Ceruminous Pleomorphic Adenoma (CPA) of the External Auditory Canal (EAC) is an uncommon neoplasm arising from the ceruminous glands, representing the cutaneous counterpart of pleomorphic adenoma of salivary glands. Only 49 cases of CPA have been reported in literature. CPA is usually a benign tumour, although cases of malignant transformation with local recurrence and metastasis have been described.
We present the case of a 61-year old male patient with a story of slowly progressive hearing loss, aural fullness and foreign-body sensation in the left ear. Otoscopy revealed a smooth, non-tender lesion covered by normal skin obstructing the external auditory meatus. The lesion was radically removed and a CPA was histologically diagnosed. The patient underwent regular follow-up and there was no evidence of recurrence 40 months after the surgery.
Besides sharing the clinical and management details of our patient, we summarized the main features of clinical cases available in literature in order to clarify the differential diagnosis, the clinical and hystopathological aspects, and the treatment.
CPA is an unusual neoplasm, it should always be considered in the differential diagnosis of a conductive hearing loss due to an obstructive lesion of the EAC.
Ceruminous pleomorphic adenoma (CPA) is a rare neoplasm firstly described by Mark and Rothberg in 1951 [ ], that has been included among ceruminous adenoma in the last WHO classification [ ]. CPA arises usually in the context of the ceruminous glands of the external auditory canal (EAC) [ ]. Tumours of the ceruminous glands are rare, accounting for only 2.4% of tumours affecting the EAC [ ]. Specifically, so far only 49 cases of CPA have been described [ ].
We report a case of CPA of the EAC presenting with progressive hearing loss and we summarize the main features of clinical cases available in literature in order to clarify the differential diagnosis, the clinical and hystopathological aspects, and the treatment.
A man aged 61came to the Department of Otolaryngology of our Hospital complaining slowly progressive hearing loss, aural fullness and foreign-body sensation of the left ear.
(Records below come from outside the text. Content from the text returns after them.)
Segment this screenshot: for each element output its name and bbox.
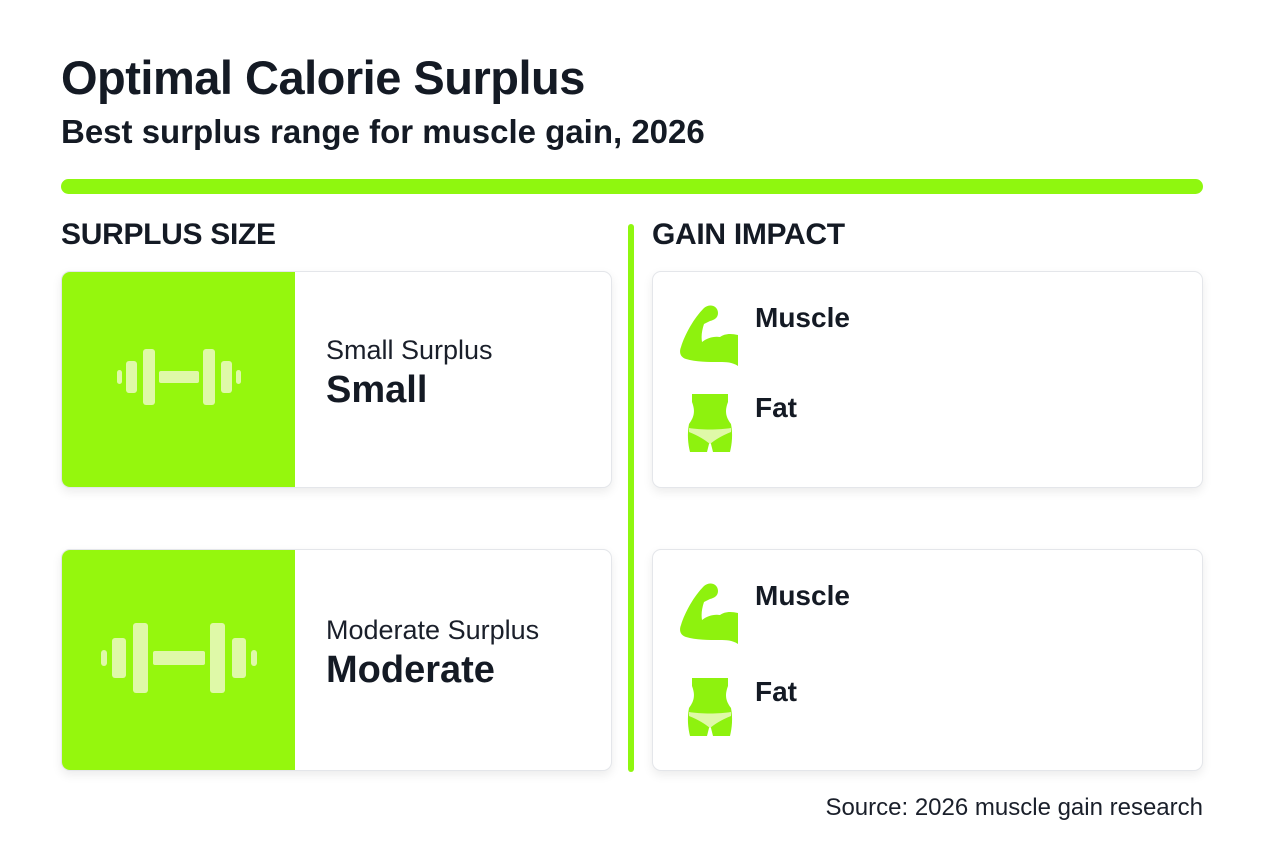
- surplus-value: Small: [326, 369, 428, 412]
- impact-label: Fat: [755, 392, 797, 423]
- surplus-text: Small Surplus Small: [326, 334, 493, 414]
- surplus-value: Moderate: [326, 649, 495, 692]
- impact-card-small: Muscle Fat: [652, 271, 1203, 488]
- flexed-biceps-icon: [679, 582, 741, 644]
- waist-icon: [679, 678, 741, 736]
- impact-label: Muscle: [755, 302, 850, 333]
- surplus-card-moderate: Moderate Surplus Moderate: [61, 549, 612, 771]
- page-title: Optimal Calorie Surplus: [61, 51, 585, 104]
- surplus-label: Moderate Surplus: [326, 615, 540, 645]
- waist-icon: [679, 394, 741, 452]
- impact-label: Fat: [755, 676, 797, 707]
- source-note: Source: 2026 muscle gain research: [825, 794, 1203, 821]
- impact-row-fat: Fat: [679, 678, 797, 736]
- impact-row-muscle: Muscle: [679, 582, 850, 644]
- impact-label: Muscle: [755, 580, 850, 611]
- surplus-icon-panel: [62, 550, 295, 770]
- flexed-biceps-icon: [679, 304, 741, 366]
- impact-row-muscle: Muscle: [679, 304, 850, 366]
- accent-bar: [61, 179, 1203, 194]
- impact-card-moderate: Muscle Fat: [652, 549, 1203, 771]
- surplus-icon-panel: [62, 272, 295, 487]
- gain-impact-heading: GAIN IMPACT: [652, 218, 845, 251]
- dumbbell-icon: [100, 619, 257, 702]
- dumbbell-icon: [116, 345, 241, 414]
- surplus-label: Small Surplus: [326, 335, 493, 365]
- impact-row-fat: Fat: [679, 394, 797, 452]
- surplus-card-small: Small Surplus Small: [61, 271, 612, 488]
- surplus-size-heading: SURPLUS SIZE: [61, 218, 276, 251]
- column-divider: [628, 224, 634, 772]
- surplus-text: Moderate Surplus Moderate: [326, 614, 539, 694]
- page-subtitle: Best surplus range for muscle gain, 2026: [61, 113, 705, 150]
Otoscopy revealed a stenosis of the left EAC due to a smooth, non-tender lesion covered by normal skin ( Fig. 1 ). At the audiological evaluation, the audiometry exam showed a left moderate conductive hearing loss at 0.25-2KHz frequencies with an air-bone gap (ABG) of 25 dB and a sensorineural drop at high frequencies ( Fig. 2 ). The CT scan revealed the presence of a mass limited to the left EAC without erosion of the nearby bone or extension to the middle ear. The features of the lesion were better defined with a magnetic resonance imaging (MRI) scan: it confirmed the presence of a 1,1× 2 cm mass on the anterior and superior wall of EAC, with high signal intensity on T2 sequences, low signal intensity on T1-sequences and homogeneous gadolinium-enhancement ( Fig. 3 ). The patient underwent complete resection of the tumour with endoaural approach (sleeve resection) [ ]. The histopathologic examination demonstrated a lesion with epithelial and stromal components. Basaloid cells organized in ribbons and nests, representing a ductal differentiation, were highlighted in epithelial component with a stromal myxoid component ( Fig. 4 ). The final diagnosis was “Ceruminous Pleomorphic Adenoma”. Two-months postoperative audiometry demonstrated ABG closure. The patient underwent regular follow-up and there have been no signs of relapse 40 months after the surgical intervention.